Adz-Dzahabi melakukan perjalanan di kota-kota negeri Syam pada tahun 693 H, dengan melewati kota-kota yang paling terkenal, yaitu Ba’albek, Halab, Himsh, Hamah, Tripoli, Karak, Ma’arrah, Basra, Nabulus, Ramallah, Al Quds (Jerusalem), dan Tabuk.
Dia mendengar dan belajar kepada beberapa orang syaikh yang hidup pada masa itu, diantaranya Al Muwaffiq An-Nashibi (W. 695 H). 
Dia juga melakukan perjalanan ke Mesir pada tahun 695 H dengan melewati Palestina.
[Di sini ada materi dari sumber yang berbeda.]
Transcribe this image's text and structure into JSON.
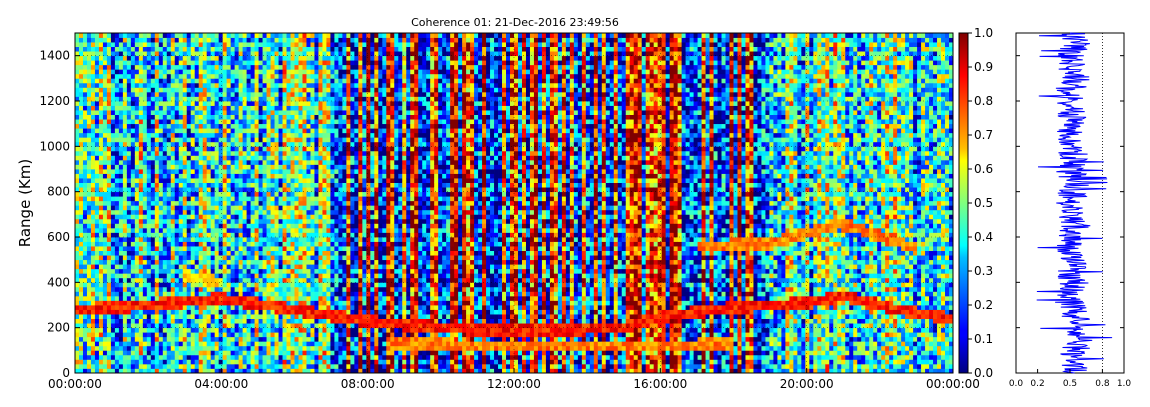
{
  "chart_data": [
    {
      "type": "heatmap",
      "title": "Coherence 01: 21-Dec-2016 23:49:56",
      "ylabel": "Range (Km)",
      "xlabel": "",
      "x_ticks": [
        "00:00:00",
        "04:00:00",
        "08:00:00",
        "12:00:00",
        "16:00:00",
        "20:00:00",
        "00:00:00"
      ],
      "xlim_hours": [
        0,
        24
      ],
      "y_ticks": [
        "0",
        "200",
        "400",
        "600",
        "800",
        "1000",
        "1200",
        "1400"
      ],
      "ylim": [
        0,
        1500
      ],
      "colormap": "jet",
      "color_range": [
        0.0,
        1.0
      ],
      "colorbar_ticks": [
        "0.0",
        "0.1",
        "0.2",
        "0.3",
        "0.4",
        "0.5",
        "0.6",
        "0.7",
        "0.8",
        "0.9",
        "1.0"
      ],
      "grid": true,
      "features": [
        {
          "points": [
            [
              0,
              280
            ],
            [
              2,
              300
            ],
            [
              4,
              330
            ],
            [
              6,
              280
            ],
            [
              8,
              230
            ],
            [
              10,
              200
            ],
            [
              12,
              185
            ],
            [
              15,
              200
            ],
            [
              16,
              250
            ],
            [
              18,
              290
            ],
            [
              20,
              310
            ],
            [
              21,
              340
            ],
            [
              22.5,
              280
            ],
            [
              24,
              240
            ]
          ],
          "value": 0.85
        },
        {
          "points": [
            [
              8.5,
              130
            ],
            [
              12,
              120
            ],
            [
              16,
              120
            ],
            [
              18,
              130
            ]
          ],
          "value": 0.75
        },
        {
          "points": [
            [
              17,
              560
            ],
            [
              19,
              570
            ],
            [
              21,
              660
            ],
            [
              23,
              550
            ]
          ],
          "value": 0.75
        },
        {
          "points": [
            [
              3,
              430
            ],
            [
              4,
              400
            ]
          ],
          "value": 0.65
        }
      ]
    },
    {
      "type": "line",
      "x_ticks": [
        "0.0",
        "0.2",
        "0.5",
        "0.8",
        "1.0"
      ],
      "xlim": [
        0,
        1
      ],
      "ylim": [
        0,
        1500
      ],
      "reference_line_x": 0.8,
      "profile": [
        [
          0,
          0.55
        ],
        [
          50,
          0.5
        ],
        [
          100,
          0.55
        ],
        [
          150,
          0.6
        ],
        [
          200,
          0.52
        ],
        [
          250,
          0.55
        ],
        [
          300,
          0.5
        ],
        [
          350,
          0.48
        ],
        [
          400,
          0.55
        ],
        [
          450,
          0.5
        ],
        [
          500,
          0.53
        ],
        [
          550,
          0.5
        ],
        [
          600,
          0.5
        ],
        [
          650,
          0.55
        ],
        [
          700,
          0.52
        ],
        [
          750,
          0.5
        ],
        [
          800,
          0.53
        ],
        [
          850,
          0.55
        ],
        [
          900,
          0.5
        ],
        [
          950,
          0.52
        ],
        [
          1000,
          0.55
        ],
        [
          1050,
          0.5
        ],
        [
          1100,
          0.53
        ],
        [
          1150,
          0.5
        ],
        [
          1200,
          0.52
        ],
        [
          1250,
          0.5
        ],
        [
          1300,
          0.55
        ],
        [
          1350,
          0.5
        ],
        [
          1400,
          0.52
        ],
        [
          1450,
          0.55
        ],
        [
          1500,
          0.5
        ]
      ]
    }
  ]
}
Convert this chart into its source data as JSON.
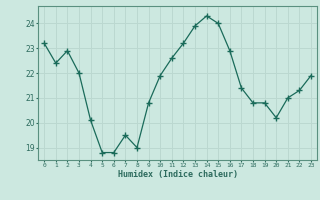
{
  "x": [
    0,
    1,
    2,
    3,
    4,
    5,
    6,
    7,
    8,
    9,
    10,
    11,
    12,
    13,
    14,
    15,
    16,
    17,
    18,
    19,
    20,
    21,
    22,
    23
  ],
  "y": [
    23.2,
    22.4,
    22.9,
    22.0,
    20.1,
    18.8,
    18.8,
    19.5,
    19.0,
    20.8,
    21.9,
    22.6,
    23.2,
    23.9,
    24.3,
    24.0,
    22.9,
    21.4,
    20.8,
    20.8,
    20.2,
    21.0,
    21.3,
    21.9
  ],
  "xlabel": "Humidex (Indice chaleur)",
  "bg_color": "#cce8e0",
  "line_color": "#1a6b5a",
  "grid_color": "#bbd8d0",
  "axis_color": "#2d6b5e",
  "spine_color": "#5a9080",
  "ylim": [
    18.5,
    24.7
  ],
  "xlim": [
    -0.5,
    23.5
  ],
  "yticks": [
    19,
    20,
    21,
    22,
    23,
    24
  ],
  "xtick_labels": [
    "0",
    "1",
    "2",
    "3",
    "4",
    "5",
    "6",
    "7",
    "8",
    "9",
    "10",
    "11",
    "12",
    "13",
    "14",
    "15",
    "16",
    "17",
    "18",
    "19",
    "20",
    "21",
    "22",
    "23"
  ]
}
Kemudian melakukan perjalanan ke Iskandariyah (Alexandria) dan Bilbis, lalu belajar kepada beberapa orang syaikh disana, seperti Jamaludin Abu Al Abbas Ahmad bin Muhammad bin Abdullah Al Halabi, yang terkenal dengan sebutan Ibnu Azh-Zhahiri (W. 696 H).
Dia juga melakukan perjalanan untuk menunaikan ibadah haji pada tahun 698 H, dan di sana dia belajar dengan cara sima’ikepada beberapa orang syaikh di Makkah, Madinah, Arafah, dan Mina. Di antara mereka adalah Syaikh Dar Al Hadits di Madrasah Al Mustanshiriyah, yaitu Al Alim Al Musnid Abu Abdillah Muhammad bin Abdul Muhsin, yang terkenal dengan sebutan Ibnu Al Kharrath Al Hanbali (W. 748 H).

Guru-Gurunya

Imam Az-Zahabi menuntut ilmu sejak usia dini dan ketika berusia 18 tahun menekankan perhatian pada dua bidang ilmu iaitu ilmu-ilmu al-Quran dan Hadis. Beliau menempuh perjalanan yang jauh dalam mencari ilmu ke Syria, Mesir dan Hijaz (Makkah dan Madinah). Beliau mengambil ilmu dari para ulama di negeri-negeri tersebut.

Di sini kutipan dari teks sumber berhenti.